Direct air capture is already a growing business, and governments around the world are adding to it, providing tax incentives and grants to help spur the industry forward. Some of the first firms to do it, such as Climeworks and Carbon Capture, use massive fans in the process.
One California-based startup called Avnos is differentiating itself by creating, rather than using, water in the process.
“We produce as opposed to consume water,” said Will Kain, CEO of Avnos. “We don’t consume any heat, which is a major differentiator and allows us to be more cost-effective, more resource-efficient and ultimately more scalable than other solutions in the space.”
Avnos invented what it calls “hybrid direct air capture,” which uses a dehumidification technology to produce approximately five tons of water per ton of CO2 captured. Others consume about that much or more.
“We have the opportunity to turn a cost line item for other forms of direct air capture, in spending money on water, to a revenue line item, where we can generate revenue by selling the water that we produce directly from the air,” said Kain.

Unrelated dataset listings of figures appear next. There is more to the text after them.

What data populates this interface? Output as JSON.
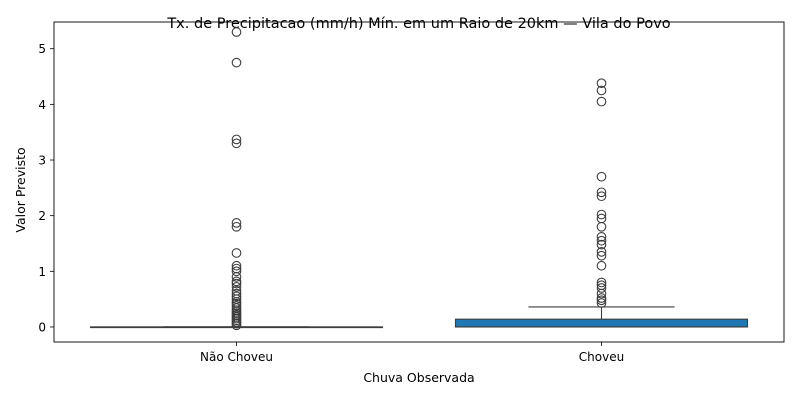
{
  "chart_data": {
    "type": "box",
    "title": "Tx. de Precipitacao (mm/h) Mín. em um Raio de 20km — Vila do Povo",
    "xlabel": "Chuva Observada",
    "ylabel": "Valor Previsto",
    "ylim": [
      -0.27,
      5.48
    ],
    "yticks": [
      0,
      1,
      2,
      3,
      4,
      5
    ],
    "grid": false,
    "categories": [
      "Não Choveu",
      "Choveu"
    ],
    "boxes": [
      {
        "category": "Não Choveu",
        "color": "#1f77b4",
        "min": 0,
        "q1": 0,
        "median": 0,
        "q3": 0,
        "max": 0,
        "outliers": [
          5.3,
          4.75,
          3.37,
          3.3,
          1.87,
          1.8,
          1.33,
          1.1,
          1.05,
          1.0,
          0.9,
          0.82,
          0.78,
          0.72,
          0.65,
          0.6,
          0.55,
          0.5,
          0.45,
          0.42,
          0.38,
          0.34,
          0.3,
          0.27,
          0.24,
          0.21,
          0.18,
          0.15,
          0.12,
          0.09,
          0.06,
          0.03
        ]
      },
      {
        "category": "Choveu",
        "color": "#1f77b4",
        "min": 0,
        "q1": 0,
        "median": 0,
        "q3": 0.14,
        "max": 0.36,
        "outliers": [
          4.38,
          4.25,
          4.05,
          2.7,
          2.42,
          2.35,
          2.02,
          1.95,
          1.8,
          1.62,
          1.55,
          1.48,
          1.35,
          1.28,
          1.1,
          0.8,
          0.75,
          0.7,
          0.6,
          0.52,
          0.48,
          0.43
        ]
      }
    ]
  }
}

Similar to other direct air capture companies, Avnos is benefiting from both government tax credits and direct funding. Critics argue direct air capture in general is never going to remove enough carbon to make a dent in the 50 billion tons of CO2 emissions each year, but Kain argues this is just one tool in a decarbonization ecosystem that includes renewable energy such as wind, solar and geothermal.
Both water and captured carbon can be used to make sustainable aviation fuel. That was particularly attractive to investor JetBlue Ventures, the venture capital arm of the airline, which invests in companies attempting to change the travel industry.
“It is not only more climate friendly, but it’s also a cheaper way to pull carbon from the air and actually produce a feedstock for the future for sustainable aviation fuel,” said Amy Burr, president of JetBlue Ventures.
In addition to JetBlue Ventures, Avnos is backed by shell ventures, the Grantham Foundation’s Neglected Climate Opportunities Fund and Rusheen Capital Management. Total funding from VCs so far is $35 million.